The EQx scores of Europe reflect a deep and interesting split, one that is ignored in the public discourse and is exemplified by Germany and France, who show astonishingly dissimilar levels of elite quality, Germany scoring higher than its neighbour on account of significantly lower levels of rent seeking by both producer and labour coalitions. The policy implication cannot be overlooked: the European Union must assume that rent-seeking models dominate and lurk in many of its member states. Hence, it might not be the European citizens but rather the extractive local elites of certain EU member states that benefit from well-intended policies such as the COVID-19 recovery packages.

An underlying theoretical assumption of EQx is that elite quality determines the quality of institutions. Elites that run value creation business models will lobby for institutions that are consistent with the promotion of industry innovation or international trade. Such institutions will make life difficult for rent-seeking elites that distort the economy for us all. Countries with elites that run extractive business models, on the other hand, will suffer from excessive regulation and taxation, obstacles to creative destruction, low and inefficient investments in human capital, education and healthcare, as well as assorted forms of discrimination, which is an ultimate form of value extraction.
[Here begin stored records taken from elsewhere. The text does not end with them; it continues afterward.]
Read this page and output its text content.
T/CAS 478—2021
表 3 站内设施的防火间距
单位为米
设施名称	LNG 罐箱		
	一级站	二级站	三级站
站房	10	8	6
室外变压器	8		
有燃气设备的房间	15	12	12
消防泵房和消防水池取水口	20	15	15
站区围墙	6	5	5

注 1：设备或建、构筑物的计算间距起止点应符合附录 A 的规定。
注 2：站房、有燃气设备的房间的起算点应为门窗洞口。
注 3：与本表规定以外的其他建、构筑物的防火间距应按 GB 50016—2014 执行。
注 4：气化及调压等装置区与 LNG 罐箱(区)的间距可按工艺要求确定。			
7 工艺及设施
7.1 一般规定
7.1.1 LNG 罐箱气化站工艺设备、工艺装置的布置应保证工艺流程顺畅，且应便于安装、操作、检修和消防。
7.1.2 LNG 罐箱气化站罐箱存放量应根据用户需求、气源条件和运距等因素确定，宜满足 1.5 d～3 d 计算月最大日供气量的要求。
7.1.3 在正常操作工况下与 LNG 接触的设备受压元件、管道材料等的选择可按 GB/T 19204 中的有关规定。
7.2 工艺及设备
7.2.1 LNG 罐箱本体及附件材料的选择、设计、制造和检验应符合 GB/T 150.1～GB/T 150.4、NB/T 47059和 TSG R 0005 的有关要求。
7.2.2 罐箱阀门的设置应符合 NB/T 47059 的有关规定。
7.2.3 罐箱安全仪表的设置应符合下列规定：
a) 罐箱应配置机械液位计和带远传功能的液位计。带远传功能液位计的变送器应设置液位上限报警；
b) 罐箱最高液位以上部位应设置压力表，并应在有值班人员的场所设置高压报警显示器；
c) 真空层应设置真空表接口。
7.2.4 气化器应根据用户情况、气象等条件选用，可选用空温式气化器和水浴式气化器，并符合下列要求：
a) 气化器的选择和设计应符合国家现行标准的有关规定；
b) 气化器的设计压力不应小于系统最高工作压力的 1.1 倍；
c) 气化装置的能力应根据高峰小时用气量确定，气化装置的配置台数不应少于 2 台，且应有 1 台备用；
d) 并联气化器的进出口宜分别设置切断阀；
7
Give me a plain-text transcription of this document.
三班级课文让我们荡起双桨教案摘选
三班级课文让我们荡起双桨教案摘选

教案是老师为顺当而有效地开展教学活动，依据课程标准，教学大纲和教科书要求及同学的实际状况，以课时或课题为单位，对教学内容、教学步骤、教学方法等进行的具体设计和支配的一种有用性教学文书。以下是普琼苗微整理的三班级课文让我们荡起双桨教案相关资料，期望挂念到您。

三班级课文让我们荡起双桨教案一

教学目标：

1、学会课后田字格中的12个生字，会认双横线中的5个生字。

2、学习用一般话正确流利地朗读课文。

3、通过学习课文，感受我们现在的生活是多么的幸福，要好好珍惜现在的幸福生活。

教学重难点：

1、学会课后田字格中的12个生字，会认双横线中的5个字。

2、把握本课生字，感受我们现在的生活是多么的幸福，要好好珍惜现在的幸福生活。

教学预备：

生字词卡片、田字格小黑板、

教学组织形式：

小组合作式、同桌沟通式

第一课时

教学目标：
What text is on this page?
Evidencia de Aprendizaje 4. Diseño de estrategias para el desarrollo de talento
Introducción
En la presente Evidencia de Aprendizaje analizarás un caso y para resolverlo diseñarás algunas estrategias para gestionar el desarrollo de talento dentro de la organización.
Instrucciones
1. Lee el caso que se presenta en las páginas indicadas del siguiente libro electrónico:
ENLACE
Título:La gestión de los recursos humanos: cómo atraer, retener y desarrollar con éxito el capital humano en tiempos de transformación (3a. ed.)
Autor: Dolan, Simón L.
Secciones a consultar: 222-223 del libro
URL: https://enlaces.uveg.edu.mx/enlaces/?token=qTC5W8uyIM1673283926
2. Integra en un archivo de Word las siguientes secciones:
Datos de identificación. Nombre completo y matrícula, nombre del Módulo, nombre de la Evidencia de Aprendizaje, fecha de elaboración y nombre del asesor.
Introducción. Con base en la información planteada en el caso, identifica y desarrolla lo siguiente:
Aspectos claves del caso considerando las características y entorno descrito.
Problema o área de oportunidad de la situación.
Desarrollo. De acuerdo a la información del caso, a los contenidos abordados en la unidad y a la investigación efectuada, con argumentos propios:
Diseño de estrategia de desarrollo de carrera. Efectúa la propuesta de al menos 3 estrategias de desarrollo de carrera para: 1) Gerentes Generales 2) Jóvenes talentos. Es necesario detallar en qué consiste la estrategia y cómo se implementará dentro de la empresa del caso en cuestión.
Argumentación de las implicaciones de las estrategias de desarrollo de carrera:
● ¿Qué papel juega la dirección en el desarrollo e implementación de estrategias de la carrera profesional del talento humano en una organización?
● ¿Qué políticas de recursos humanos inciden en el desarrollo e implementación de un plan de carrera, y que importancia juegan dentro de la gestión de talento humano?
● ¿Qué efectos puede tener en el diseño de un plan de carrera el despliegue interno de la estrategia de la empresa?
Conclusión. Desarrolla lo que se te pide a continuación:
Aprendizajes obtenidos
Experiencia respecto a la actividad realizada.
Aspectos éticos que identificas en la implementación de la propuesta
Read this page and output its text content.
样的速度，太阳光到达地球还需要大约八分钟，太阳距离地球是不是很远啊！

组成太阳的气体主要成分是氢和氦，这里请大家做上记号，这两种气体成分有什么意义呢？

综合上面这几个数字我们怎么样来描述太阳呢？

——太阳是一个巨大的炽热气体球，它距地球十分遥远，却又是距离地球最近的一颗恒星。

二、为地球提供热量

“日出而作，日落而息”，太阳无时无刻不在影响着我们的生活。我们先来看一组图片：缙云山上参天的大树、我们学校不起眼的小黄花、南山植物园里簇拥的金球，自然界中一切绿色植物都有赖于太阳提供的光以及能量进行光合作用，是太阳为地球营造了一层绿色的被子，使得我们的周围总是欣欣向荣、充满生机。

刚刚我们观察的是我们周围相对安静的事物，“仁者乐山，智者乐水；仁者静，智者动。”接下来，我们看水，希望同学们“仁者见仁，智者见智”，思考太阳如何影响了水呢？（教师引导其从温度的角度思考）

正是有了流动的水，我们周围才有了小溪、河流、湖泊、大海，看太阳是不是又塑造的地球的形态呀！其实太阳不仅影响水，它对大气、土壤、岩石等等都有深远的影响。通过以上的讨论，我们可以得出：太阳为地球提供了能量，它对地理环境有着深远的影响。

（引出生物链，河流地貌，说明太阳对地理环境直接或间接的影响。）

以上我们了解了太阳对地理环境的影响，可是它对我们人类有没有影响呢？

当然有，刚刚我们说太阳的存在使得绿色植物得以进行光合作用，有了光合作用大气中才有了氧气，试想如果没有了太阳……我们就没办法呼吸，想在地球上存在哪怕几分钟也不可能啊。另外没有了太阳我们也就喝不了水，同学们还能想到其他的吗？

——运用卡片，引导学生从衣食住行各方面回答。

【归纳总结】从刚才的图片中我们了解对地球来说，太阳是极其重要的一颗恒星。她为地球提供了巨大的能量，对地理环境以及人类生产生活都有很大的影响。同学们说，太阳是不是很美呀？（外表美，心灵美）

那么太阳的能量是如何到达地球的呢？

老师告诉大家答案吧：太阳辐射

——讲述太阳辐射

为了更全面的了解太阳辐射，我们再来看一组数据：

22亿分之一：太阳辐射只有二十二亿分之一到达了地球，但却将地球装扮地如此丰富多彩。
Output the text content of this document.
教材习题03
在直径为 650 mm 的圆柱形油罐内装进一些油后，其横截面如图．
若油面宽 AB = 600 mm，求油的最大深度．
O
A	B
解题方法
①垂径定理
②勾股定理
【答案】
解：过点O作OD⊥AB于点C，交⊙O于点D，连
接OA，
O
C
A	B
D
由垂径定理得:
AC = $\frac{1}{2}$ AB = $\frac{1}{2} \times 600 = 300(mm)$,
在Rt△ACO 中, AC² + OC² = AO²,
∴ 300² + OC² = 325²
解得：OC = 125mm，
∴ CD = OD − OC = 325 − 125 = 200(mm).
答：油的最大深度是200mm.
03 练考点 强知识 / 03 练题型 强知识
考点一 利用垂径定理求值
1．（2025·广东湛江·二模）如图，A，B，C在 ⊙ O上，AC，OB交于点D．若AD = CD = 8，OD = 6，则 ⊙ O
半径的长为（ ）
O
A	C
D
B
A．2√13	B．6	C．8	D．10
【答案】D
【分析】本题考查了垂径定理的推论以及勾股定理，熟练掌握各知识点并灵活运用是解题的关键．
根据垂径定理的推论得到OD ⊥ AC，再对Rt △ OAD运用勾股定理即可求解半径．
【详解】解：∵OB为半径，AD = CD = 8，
Policy-makers and political and knowledge elites must evaluate every new rule and policy through the lens of value creation. The message to economic elites is one of business model transformation: use your expertise and coordination capacity to run increased value creation models.

It is no coincidence that the concept of stakeholder capitalism has captured the imagination of a new generation of business leaders and that non-financial metrics are being adopted to help “companies measure and demonstrate their contribution to a more prosperous and fulfilled society and a more sustainable relationship with our planet.” Paraphrasing Joseph Schumpeter: elites are capable of raising the welfare of all social classes and therefore they must strive to do so.